After three or so failed attempts at forcing a $50-plus million dollar debt down the throats of taxpayers, the fourth time the referendum was changed after, miracuously, the existing 60-80 year old school was found to be sound enough to be remodeled and expanded.

Wow. With their backs against the walls, the school district found a suitable way to make the 2 city blocks long building function for an upcoming new century. For a price of less than $20 million, the school was remodeled, land was bought surorunding it to create a campus setting, 2 new gymnasiums were built and on-site parking was added. That price tag also covered improvements to other schools in the district with energy-efficient windows and improved functionality for new needs and uses.

This was one rare case where an acceptable compromise to school problems was found. Why can't others follow suit? Sure, a new building is nice and often aster than remodeling and expanding existing building and I know that growth does indeed bring a need for new buildings but the near crybaby attitude of the superintendent from the link above is sad. He doesn't want to face the pressures of a city unwilling to pony up gobs of cash in a nearly blind fashion and is unwilling to come face to face with a new schoolboard member whom he terminated just months ago. While he is seen by plenty as a great administrator, his maturity is obviously lacking.

How many others are tired of the seemingly endless spending and begging by schools? While I am forced to do without items I previously had, I have nobody to ask for a large monetary sum. My car needs repairs but should I go buy a new one because it's easier?
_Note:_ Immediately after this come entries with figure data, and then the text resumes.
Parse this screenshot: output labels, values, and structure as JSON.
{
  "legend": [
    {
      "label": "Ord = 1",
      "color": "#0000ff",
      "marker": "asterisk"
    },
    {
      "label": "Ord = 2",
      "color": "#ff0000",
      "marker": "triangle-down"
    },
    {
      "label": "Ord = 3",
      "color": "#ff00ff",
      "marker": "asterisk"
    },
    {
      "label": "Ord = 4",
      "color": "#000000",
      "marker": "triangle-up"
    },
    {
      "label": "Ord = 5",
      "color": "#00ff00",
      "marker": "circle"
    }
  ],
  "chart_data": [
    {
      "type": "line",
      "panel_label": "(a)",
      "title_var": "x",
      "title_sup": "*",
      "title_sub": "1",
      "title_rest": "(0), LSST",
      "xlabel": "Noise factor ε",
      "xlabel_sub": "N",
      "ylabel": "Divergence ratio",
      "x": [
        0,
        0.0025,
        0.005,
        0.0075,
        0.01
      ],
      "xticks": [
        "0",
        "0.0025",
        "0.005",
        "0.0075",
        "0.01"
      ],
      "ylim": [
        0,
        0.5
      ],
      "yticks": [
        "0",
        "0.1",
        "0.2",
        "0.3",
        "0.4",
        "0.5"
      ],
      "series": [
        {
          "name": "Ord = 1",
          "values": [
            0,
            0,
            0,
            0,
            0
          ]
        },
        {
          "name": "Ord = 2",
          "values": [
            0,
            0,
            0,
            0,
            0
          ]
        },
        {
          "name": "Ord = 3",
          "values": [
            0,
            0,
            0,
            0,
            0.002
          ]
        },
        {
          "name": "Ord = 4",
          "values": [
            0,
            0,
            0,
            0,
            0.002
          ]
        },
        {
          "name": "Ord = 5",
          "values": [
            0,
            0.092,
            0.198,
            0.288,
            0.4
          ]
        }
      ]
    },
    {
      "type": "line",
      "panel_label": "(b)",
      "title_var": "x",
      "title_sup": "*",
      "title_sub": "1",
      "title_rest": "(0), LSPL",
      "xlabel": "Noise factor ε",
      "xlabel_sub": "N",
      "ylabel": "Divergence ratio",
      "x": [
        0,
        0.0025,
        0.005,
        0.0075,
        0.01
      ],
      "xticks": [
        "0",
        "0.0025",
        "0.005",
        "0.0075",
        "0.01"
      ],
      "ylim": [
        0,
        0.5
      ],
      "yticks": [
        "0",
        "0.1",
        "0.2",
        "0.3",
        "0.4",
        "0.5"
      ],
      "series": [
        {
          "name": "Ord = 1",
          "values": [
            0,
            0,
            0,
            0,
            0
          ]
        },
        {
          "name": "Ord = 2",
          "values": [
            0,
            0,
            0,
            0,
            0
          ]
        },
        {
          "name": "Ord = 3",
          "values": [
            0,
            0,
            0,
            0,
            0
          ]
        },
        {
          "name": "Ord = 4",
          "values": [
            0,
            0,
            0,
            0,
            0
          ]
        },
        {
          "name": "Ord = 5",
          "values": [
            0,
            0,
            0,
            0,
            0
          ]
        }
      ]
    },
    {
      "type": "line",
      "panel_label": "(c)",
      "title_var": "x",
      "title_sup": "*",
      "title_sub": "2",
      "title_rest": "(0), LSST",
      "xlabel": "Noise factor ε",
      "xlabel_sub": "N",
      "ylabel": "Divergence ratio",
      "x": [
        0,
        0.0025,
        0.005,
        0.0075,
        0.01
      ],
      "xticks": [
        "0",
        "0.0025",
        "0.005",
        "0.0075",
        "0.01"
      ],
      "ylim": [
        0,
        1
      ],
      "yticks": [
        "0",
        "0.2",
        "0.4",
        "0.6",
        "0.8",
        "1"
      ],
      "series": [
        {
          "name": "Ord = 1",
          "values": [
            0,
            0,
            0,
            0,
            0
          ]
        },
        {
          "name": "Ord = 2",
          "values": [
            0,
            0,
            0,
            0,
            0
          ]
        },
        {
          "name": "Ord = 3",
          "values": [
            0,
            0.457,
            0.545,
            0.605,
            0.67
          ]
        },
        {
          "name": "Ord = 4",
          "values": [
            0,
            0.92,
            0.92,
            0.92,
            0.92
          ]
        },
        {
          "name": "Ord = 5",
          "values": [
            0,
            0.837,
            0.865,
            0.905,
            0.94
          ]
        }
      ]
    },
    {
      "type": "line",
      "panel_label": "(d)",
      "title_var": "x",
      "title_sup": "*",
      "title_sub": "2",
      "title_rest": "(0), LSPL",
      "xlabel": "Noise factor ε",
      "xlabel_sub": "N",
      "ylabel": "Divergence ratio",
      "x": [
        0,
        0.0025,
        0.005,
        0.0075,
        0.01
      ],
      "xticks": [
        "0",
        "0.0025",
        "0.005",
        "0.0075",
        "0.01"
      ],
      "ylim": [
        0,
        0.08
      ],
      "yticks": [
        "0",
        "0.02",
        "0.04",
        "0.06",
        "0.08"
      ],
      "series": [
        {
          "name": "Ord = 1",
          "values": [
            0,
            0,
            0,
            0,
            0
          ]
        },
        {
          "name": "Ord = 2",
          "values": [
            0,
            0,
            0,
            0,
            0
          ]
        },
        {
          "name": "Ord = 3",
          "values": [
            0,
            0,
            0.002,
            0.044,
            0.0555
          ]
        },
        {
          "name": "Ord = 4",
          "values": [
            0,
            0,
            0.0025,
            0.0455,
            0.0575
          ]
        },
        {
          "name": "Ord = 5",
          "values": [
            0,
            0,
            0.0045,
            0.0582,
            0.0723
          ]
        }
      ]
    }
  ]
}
Sorry, I can't ask my neighbors to pay for a luxury item for myself, why should taxpayers be expected to hand over cash because a school doesn't know how to live within a budget?

Tuesday, October 23, 2007

They can see your naked body

How did airplanes ever stay in the sky in the pre-9/11 world?

It's a miracle that we don't have to stroll htrough airport checkpoints nude in lieu of all of the various forms of searches and scans we are subjected to now before boarding a plane.

Well, if you thought that getting naked was the answer to the security woes of America's airports, you may be suprised.

The TSA (the flunkies who couldn't get real security of police jobs) has ordered a handful of full body scanners that give TSA officials a full body image (sans face) of the person being scanned.

Just think of it, the guy who barely graduated from high school sitting in a dark room near the new full body scanner can look at your naked body. It's like a randomized sci-fi version of a virtual Playboy magazine with people that most would not want to see naked.

I fail to see how these exorbitantly priced machines are going to do anything but create longer lines and longer waits for the disgruntled travelers who already have to empty their pockets, open their carry-on bags, remove their shoes and turn their stomachs inside out so all can be seen by the prying eyes of the TSA.